I think this view is profoundly and dangerously mistaken. Fortunately, there is an alternative. Quoting from the 1869 Supreme Court case United States v. Kirby:
All laws should receive a sensible construction. General terms should be so limited in their application as not to lead to injustice, oppression, or an absurd consequence. It will always, therefore, be presumed that the legislature intended exceptions to its language, which would avoid results of this character. The reason of the law in such cases should prevail over its letter.
The common sense of man approves the judgment mentioned by Puffendorf that the Bolognian law which enacted, “that whoever drew blood in the streets should be punished with the utmost severity” did not extend to the surgeon who opened the vein of a person that fell down in the street in a fit. The same common sense accepts the ruling, cited by Plowden that the statute of 1st Edward II, which enacts that a prisoner who breaks prison shall be guilty of felony does not extend to a prisoner who breaks out when the prison is on fire — “for he is not to be hanged because he would not stay to be burnt.”
Tellingly, the ur-textualist Justice Scalia himself quotes this language from Kirby when it suits him. See his dissent in K Mart Corp. v. Cartier, Inc., 486 U.S. 281 (1988).

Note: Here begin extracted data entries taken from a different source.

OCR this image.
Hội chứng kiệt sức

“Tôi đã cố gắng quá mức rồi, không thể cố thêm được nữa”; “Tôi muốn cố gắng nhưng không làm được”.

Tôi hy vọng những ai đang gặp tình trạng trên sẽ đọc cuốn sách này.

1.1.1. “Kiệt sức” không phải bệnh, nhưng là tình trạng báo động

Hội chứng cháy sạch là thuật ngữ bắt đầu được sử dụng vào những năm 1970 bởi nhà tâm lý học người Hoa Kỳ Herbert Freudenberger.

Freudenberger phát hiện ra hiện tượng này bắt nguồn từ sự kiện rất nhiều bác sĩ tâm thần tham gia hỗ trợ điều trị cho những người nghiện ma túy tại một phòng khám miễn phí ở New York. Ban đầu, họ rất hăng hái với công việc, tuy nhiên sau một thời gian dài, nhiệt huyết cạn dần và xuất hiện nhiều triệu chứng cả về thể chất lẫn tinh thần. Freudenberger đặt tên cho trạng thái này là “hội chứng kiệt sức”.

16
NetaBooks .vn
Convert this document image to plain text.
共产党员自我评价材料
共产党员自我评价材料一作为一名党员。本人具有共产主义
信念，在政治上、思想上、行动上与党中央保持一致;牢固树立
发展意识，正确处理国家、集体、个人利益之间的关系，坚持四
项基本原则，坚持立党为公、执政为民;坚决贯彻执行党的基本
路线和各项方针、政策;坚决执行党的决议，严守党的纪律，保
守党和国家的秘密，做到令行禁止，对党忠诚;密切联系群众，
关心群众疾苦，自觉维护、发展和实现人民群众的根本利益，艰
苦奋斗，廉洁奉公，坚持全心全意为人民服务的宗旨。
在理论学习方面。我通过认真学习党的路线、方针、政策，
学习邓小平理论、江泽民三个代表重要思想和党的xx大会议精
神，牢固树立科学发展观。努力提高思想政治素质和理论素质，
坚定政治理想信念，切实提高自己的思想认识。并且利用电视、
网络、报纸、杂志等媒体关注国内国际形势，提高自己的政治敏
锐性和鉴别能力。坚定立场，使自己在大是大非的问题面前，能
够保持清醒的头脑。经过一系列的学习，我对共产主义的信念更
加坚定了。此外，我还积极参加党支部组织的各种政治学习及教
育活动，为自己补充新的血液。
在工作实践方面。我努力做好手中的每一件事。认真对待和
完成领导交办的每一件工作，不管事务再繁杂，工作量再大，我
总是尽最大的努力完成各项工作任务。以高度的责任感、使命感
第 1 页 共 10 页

Applying this principle, I would not return the escaped slave, I would not hang Billy Budd, and I would not permit TransAm to fire the frozen trucker. I recognize that reasonable people can disagree about which results are absurd and which are merely disagreeable. I’m happy to have that fight. But if one reading of the law threatens an abstract harm in the future, and another reading threatens a concrete harm to an identified victim right now, I think the choice is clear. People do not lose respect for the Law when it declines to impose absurdities. They lose respect for the Law when it imposes them.